The Book, Cat, & Cat Book Lovers Almanac

of historical trivia regarding books, cats, and other animals. Actually this blog has evolved so that it is described better as a blog about cats in history and culture. And we take as a theme the advice of Aldous Huxley: If you want to be a writer, get some cats. Don't forget to see the archived articles linked at the bottom of the page.

November 16, 2018

November 16, 1948

His home was at 18 Folgate Street, London, England, and now this home is a museum, His name was Dennis Severs (November 16, 1948 to December 27, 1999). Severs's teen-age infatuation with BBC costume dramas, resulted in his leaving Escondido California 5 days after graduating from high school, for London. This information is from the Oxford Dictionary of National Biography. In London he bought an old stone structure and created a home, shared with his partner, who was a potter. Their home was designed as a museum of an older London, and there was a fee for tours. According to The Rough Guide to London (Rob Humphreys, 2010) 

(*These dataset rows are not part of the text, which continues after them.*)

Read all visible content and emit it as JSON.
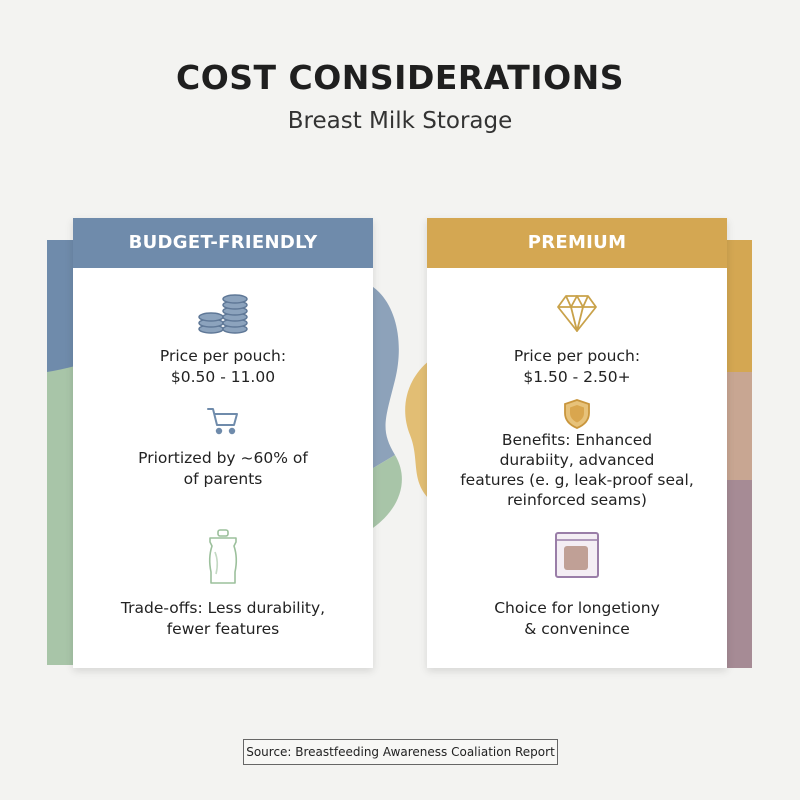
{
  "header": {
    "title": "COST CONSIDERATIONS",
    "subtitle": "Breast Milk Storage"
  },
  "colors": {
    "budget_blue": "#6f8bab",
    "budget_green": "#a8c5a8",
    "premium_gold": "#d4a752",
    "premium_mauve": "#a68b95"
  },
  "budget": {
    "header": "BUDGET-FRIENDLY",
    "price_label": "Price per pouch:",
    "price_value": "$0.50 - 11.00",
    "priority_line1": "Priortized by ~60% of",
    "priority_line2": "of parents",
    "tradeoff_line1": "Trade-offs: Less durability,",
    "tradeoff_line2": "fewer features",
    "icons": [
      "coins-icon",
      "shopping-cart-icon",
      "storage-pouch-icon"
    ]
  },
  "premium": {
    "header": "PREMIUM",
    "price_label": "Price per pouch:",
    "price_value": "$1.50 - 2.50+",
    "benefits_line1": "Benefits: Enhanced",
    "benefits_line2": "durabiity, advanced",
    "benefits_line3": "features (e. g, leak-proof seal,",
    "benefits_line4": "reinforced seams)",
    "choice_line1": "Choice for longetiony",
    "choice_line2": "& convenince",
    "icons": [
      "diamond-icon",
      "shield-icon",
      "premium-pouch-icon"
    ]
  },
  "source": "Source: Breastfeeding Awareness Coaliation Report"
}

'He created a theatrical experience which he described as 'passing through a frame into a painting.'. The house is entirely candle-lit and log-fired and decked out as it would have been two hundred years ago." This impression is created of an immediacy wherein the "house cat still prowls, there's the smell of food, and the sound of horses hooves on the cobblestones outside" when the museum is open. '

(Back to the ODNB) Dennis Severs: 


'used each of Folgate Street's ten rooms to re-create and instil a moment from the family's history-from their arrival from France in 1688 to their departure shortly after the outbreak of the First World War. Severs's work, which was 'to be one room at a time, finished to perfection' ... began in the cellar and on completion led visitors into, among others, Isaac Gervais's dining room (1724), Edward Jervis's smoking room (1760), William Jervis's attic chamber (1824), and the Jervis sisters' parlour of 1915. In each room Severs created the impression that members of his family had just left and were now elsewhere in the house.
'.... The house motto was 'You either see it or you don't', and those who did not-by failing to participate, by asking practical questions, or by raising doubts over historical accuracy-could be thrown out, along with their entrance fee. The historian.... Raphael Samuel thought the house a 'brilliant success' as 'a provocation to a historical engagement with the arts', albeit one created around a 'fanciful' historical narrative.'

18 Folgate Street is maintained by a trust as a museum to this day.